Body Transformations

Moustafa Ismail Extreme Physique

“They call me Popeye, the Egyptian Popeye. I like chicken, beef, anything but spinach!” Often praised as the real-life Popeye—the Sailor Man, of course—Moustafa Ismail currently holds the Guinness Book of World Records for having the biggest arms in the world with jaw-dropping 31-inch biceps. While many naysayers and critics argue that Ismail’s massive arms aren’t natural and that he’s turned to Synthol oil injections, steroids or implants to add size, Ismail has denied every rumor and insists that his arms are 100% authentic after spending years in the gym. So, just how did he end up with the biggest arms in the world?

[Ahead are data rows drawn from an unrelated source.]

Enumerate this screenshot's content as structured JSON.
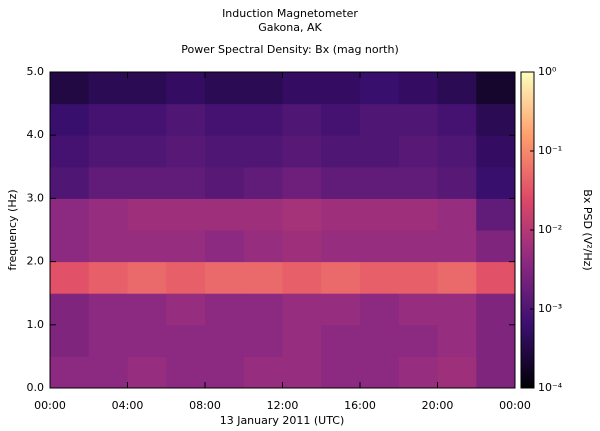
{
  "chart_data": {
    "type": "heatmap",
    "title": "Induction Magnetometer",
    "subtitle": "Gakona, AK",
    "plot_title": "Power Spectral Density: Bx (mag north)",
    "x_label": "13 January 2011 (UTC)",
    "y_label": "frequency (Hz)",
    "colorbar_label": "Bx PSD (V²/Hz)",
    "xbins": [
      0,
      2,
      4,
      6,
      8,
      10,
      12,
      14,
      16,
      18,
      20,
      22,
      24
    ],
    "ybins": [
      0,
      0.5,
      1,
      1.5,
      2,
      2.5,
      3,
      3.5,
      4,
      4.5,
      5
    ],
    "z": [
      [
        0.004,
        0.004,
        0.005,
        0.004,
        0.004,
        0.005,
        0.005,
        0.004,
        0.004,
        0.005,
        0.006,
        0.003
      ],
      [
        0.003,
        0.004,
        0.004,
        0.004,
        0.004,
        0.004,
        0.005,
        0.004,
        0.004,
        0.004,
        0.005,
        0.003
      ],
      [
        0.003,
        0.004,
        0.004,
        0.005,
        0.004,
        0.004,
        0.005,
        0.005,
        0.004,
        0.005,
        0.005,
        0.003
      ],
      [
        0.03,
        0.04,
        0.05,
        0.04,
        0.05,
        0.05,
        0.04,
        0.05,
        0.04,
        0.04,
        0.05,
        0.03
      ],
      [
        0.004,
        0.005,
        0.005,
        0.005,
        0.004,
        0.005,
        0.006,
        0.005,
        0.005,
        0.005,
        0.005,
        0.003
      ],
      [
        0.004,
        0.005,
        0.006,
        0.006,
        0.006,
        0.006,
        0.007,
        0.006,
        0.006,
        0.006,
        0.005,
        0.0015
      ],
      [
        0.001,
        0.0015,
        0.0015,
        0.0015,
        0.0012,
        0.0015,
        0.002,
        0.0015,
        0.0015,
        0.0015,
        0.0012,
        0.0006
      ],
      [
        0.0008,
        0.001,
        0.001,
        0.0012,
        0.001,
        0.001,
        0.0012,
        0.001,
        0.001,
        0.0012,
        0.001,
        0.0005
      ],
      [
        0.0006,
        0.0008,
        0.0008,
        0.001,
        0.0008,
        0.0008,
        0.001,
        0.0008,
        0.001,
        0.001,
        0.0008,
        0.0004
      ],
      [
        0.0003,
        0.0004,
        0.0004,
        0.0005,
        0.0004,
        0.0004,
        0.0005,
        0.0005,
        0.0006,
        0.0005,
        0.0004,
        0.0002
      ]
    ],
    "xlim": [
      0,
      24
    ],
    "xticks": [
      {
        "value": 0,
        "label": "00:00"
      },
      {
        "value": 4,
        "label": "04:00"
      },
      {
        "value": 8,
        "label": "08:00"
      },
      {
        "value": 12,
        "label": "12:00"
      },
      {
        "value": 16,
        "label": "16:00"
      },
      {
        "value": 20,
        "label": "20:00"
      },
      {
        "value": 24,
        "label": "00:00"
      }
    ],
    "ylim": [
      0,
      5
    ],
    "yticks": [
      {
        "value": 0,
        "label": "0.0"
      },
      {
        "value": 1,
        "label": "1.0"
      },
      {
        "value": 2,
        "label": "2.0"
      },
      {
        "value": 3,
        "label": "3.0"
      },
      {
        "value": 4,
        "label": "4.0"
      },
      {
        "value": 5,
        "label": "5.0"
      }
    ],
    "clim": [
      0.0001,
      1
    ],
    "color_scale": "log",
    "cticks": [
      {
        "value": 0.0001,
        "label": "10⁻⁴"
      },
      {
        "value": 0.001,
        "label": "10⁻³"
      },
      {
        "value": 0.01,
        "label": "10⁻²"
      },
      {
        "value": 0.1,
        "label": "10⁻¹"
      },
      {
        "value": 1,
        "label": "10⁰"
      }
    ],
    "colormap": [
      "#000004",
      "#3b0f70",
      "#8c2981",
      "#de4968",
      "#fe9f6d",
      "#fcfdbf"
    ]
  }
}
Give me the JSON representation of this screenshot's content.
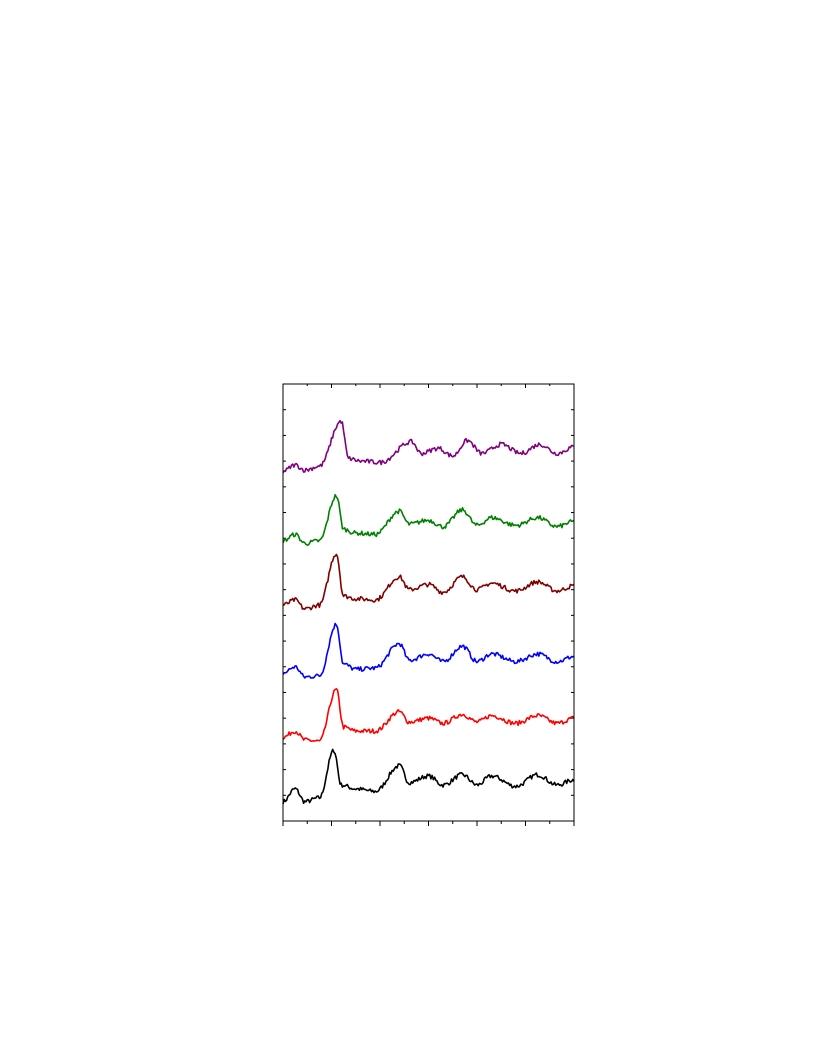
{
  "chart_data": {
    "type": "line",
    "title": "",
    "xlabel": "",
    "ylabel": "",
    "xlim": [
      0,
      12
    ],
    "ylim": [
      0,
      34
    ],
    "x_major_ticks": [
      0,
      2,
      4,
      6,
      8,
      10,
      12
    ],
    "x_minor_ticks": [
      1,
      3,
      5,
      7,
      9,
      11
    ],
    "y_ticks": [
      2,
      4,
      6,
      8,
      10,
      12,
      14,
      16,
      18,
      20,
      22,
      24,
      26,
      28,
      30,
      32
    ],
    "grid": false,
    "legend": "none",
    "series": [
      {
        "color": "#000000",
        "x": [
          0,
          0.5,
          0.9,
          1.5,
          2.1,
          2.4,
          3.0,
          3.8,
          4.8,
          5.2,
          6.0,
          6.6,
          7.4,
          8.0,
          8.6,
          9.6,
          10.5,
          11.3,
          12.0
        ],
        "y": [
          1.5,
          2.5,
          1.5,
          1.8,
          5.5,
          2.8,
          2.5,
          2.3,
          4.3,
          3.0,
          3.5,
          2.8,
          3.6,
          2.8,
          3.5,
          2.7,
          3.6,
          2.8,
          3.2
        ]
      },
      {
        "color": "#ff0000",
        "x": [
          0,
          0.5,
          0.9,
          1.5,
          2.2,
          2.5,
          3.0,
          3.8,
          4.8,
          5.2,
          6.0,
          6.6,
          7.4,
          8.0,
          8.6,
          9.6,
          10.5,
          11.3,
          12.0
        ],
        "y": [
          6.5,
          7.0,
          6.3,
          6.2,
          10.2,
          7.3,
          7.0,
          7.0,
          8.5,
          7.7,
          8.0,
          7.6,
          8.3,
          7.7,
          8.2,
          7.6,
          8.2,
          7.6,
          8.0
        ]
      },
      {
        "color": "#0000ff",
        "x": [
          0,
          0.5,
          0.9,
          1.5,
          2.2,
          2.5,
          3.0,
          3.8,
          4.8,
          5.2,
          6.0,
          6.6,
          7.4,
          8.0,
          8.6,
          9.6,
          10.5,
          11.3,
          12.0
        ],
        "y": [
          11.5,
          12.0,
          11.2,
          11.3,
          15.3,
          12.2,
          11.8,
          11.9,
          13.8,
          12.5,
          13.0,
          12.4,
          13.6,
          12.4,
          13.0,
          12.4,
          13.0,
          12.4,
          12.8
        ]
      },
      {
        "color": "#800000",
        "x": [
          0,
          0.5,
          0.9,
          1.5,
          2.2,
          2.5,
          3.0,
          3.8,
          4.8,
          5.2,
          6.0,
          6.6,
          7.4,
          8.0,
          8.6,
          9.6,
          10.5,
          11.3,
          12.0
        ],
        "y": [
          16.8,
          17.2,
          16.5,
          16.8,
          20.8,
          17.5,
          17.3,
          17.2,
          19.0,
          18.0,
          18.4,
          17.8,
          19.0,
          18.0,
          18.5,
          17.9,
          18.6,
          17.9,
          18.3
        ]
      },
      {
        "color": "#008000",
        "x": [
          0,
          0.5,
          0.9,
          1.5,
          2.2,
          2.5,
          3.0,
          3.8,
          4.8,
          5.2,
          6.0,
          6.6,
          7.4,
          8.0,
          8.6,
          9.6,
          10.5,
          11.3,
          12.0
        ],
        "y": [
          21.8,
          22.3,
          21.6,
          21.8,
          25.3,
          22.7,
          22.4,
          22.3,
          24.1,
          23.1,
          23.4,
          22.9,
          24.2,
          23.0,
          23.6,
          23.0,
          23.6,
          22.9,
          23.3
        ]
      },
      {
        "color": "#800080",
        "x": [
          0,
          0.5,
          0.9,
          1.5,
          2.4,
          2.7,
          3.2,
          4.0,
          5.3,
          5.7,
          6.4,
          7.0,
          7.6,
          8.2,
          9.0,
          9.8,
          10.6,
          11.3,
          12.0
        ],
        "y": [
          27.2,
          27.7,
          27.3,
          27.6,
          31.1,
          28.2,
          28.0,
          27.9,
          29.5,
          28.6,
          29.0,
          28.4,
          29.6,
          28.6,
          29.3,
          28.6,
          29.3,
          28.6,
          29.1
        ]
      }
    ]
  }
}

Born and raised in Egypt throughout the late 1980s, Ismail moved to the United States and settled in Massachusetts in 2007 where locals quickly understood why he went by the nickname, “Big Mo.” Having already earned his reputation for having some of the biggest muscles in Egypt, Ismail took two jobs in Massachusetts just to afford a gym membership and secure his reputation as a real-life Popeye. In 2011, he caught the attention of the Guinness Book of World Records and was invited on an all-expense paid trip to London where he debuted his 31-inch biceps. Afterward, critics were quick to suggest that Ismail’s arms were a sad tribute to steroids and implants, all of which he denied after showing an obvious lack of scars that would’ve been a telltale sign of surgery.

“I did an ultrasound test [and] a blood test,” Ismail said during an interview with the Associated Press. “I did an X-ray which proves I have nothing unnatural.” Instead, Ismail says that he works out twice each day and has been actively bodybuilding and weight training since he was 14 years old. Instead of focusing on his entire body, however, he has always focused on his biceps and, after a decade of hard and consistent training, he achieved his dream of having the biggest biceps in the world. According to Ismail, it’s as simple as that.

Landing a spot in the Guinness World Records at only 24 years old, Ismail takes great pride in his muscles and is often devastated when people jump to criticize him rather than share in his hard work by offering compliments and praise. “It is hurtful,” Ismail said after hearing amateur bodybuilder Janice Vincuilla say, “When I first saw him I thought, ‘Oh my God, he’s a freak.’” After learning more about Ismail, his strict training regimen and impressive protein-packed diet, Vincuilla changed her tune saying, “The big Popeye arms, he’s incredible, but he works out hard, so good luck to him.”

To ease the controversy from his critics, Ismail accepted an offer to appear in a Fuji television documentary and flew to Japan where he was subjected to a series of tests to prove that his arms were natural and not the result of Synthol injections or implants. With ultrasounds on both his biceps and upper arms, he even had an MRI on his entire body, which supported Ismail’s original claim of being 100% authentic. Physicians found no traces of any drugs, implants or tampering whatsoever, which put Ismail in the clear and allowed him to keep his place in the prestigious Guinness Book of World Records.

“I have nothing to hide and so I agreed to do it,” Ismail said later during an interview. “I am nothing but proud of what I have achieved as an unknown and amateur bodybuilder. I wanted to show the world that Big Mo is real, and not fake as some critics have claimed.” Unfortunately, however, many critics questioned the legitimacy of his test results since Ismail refused to release the hospital or the physicians’ names. In fact, some even argue that he never had the tests done as no one has seen the ultrasound scans of his arms. Then again, breaching medical privacy is punishable by law here in the United States.

Today, the only thing that Ismail has acknowledged is that he experimented with testosterone-boosting drugs and growth hormones early in his bodybuilding career. However, he promises that his current body is the direct result of a strict diet that involves consuming 3,000 grams of protein each day. This is what gives him the strength to bench press 500 pounds and do a 400-pound bicep curl without breaking a sweat.

As for his bodybuilding career, there are no known records of Ismail entering any competitions, which means his only claim to fame is his enormous 31-inch arms. Now maintaining his strength with a diet that consists of four pounds of chicken, two pounds of steak, four cups of almonds, nine pounds of carbohydrates, two gallons of water and three liters of protein shakes each day, Ismail says he doesn’t like to always focus on how much weight he can lift. “It’s about me making the right techniques, even with the light weights, but getting good results out of that,” he said.

Since coming to the United States a decade ago, Ismail has established his reputation as a real-life Popeye while ousting the previous record holder, Gregg Valentino. While Valentino injected steroids into his biceps and was eventually caught after one of his muscles exploded and required surgery to repair, Ismail is adamant that his muscles are completely natural. Now training up to six hours each day, Ismail uses the criticism to motivate him even further, especially now that he is supporting his wife and sending money back to his family in Egypt, which leaves him barely enough money to afford a gym membership and his massive grocery bill.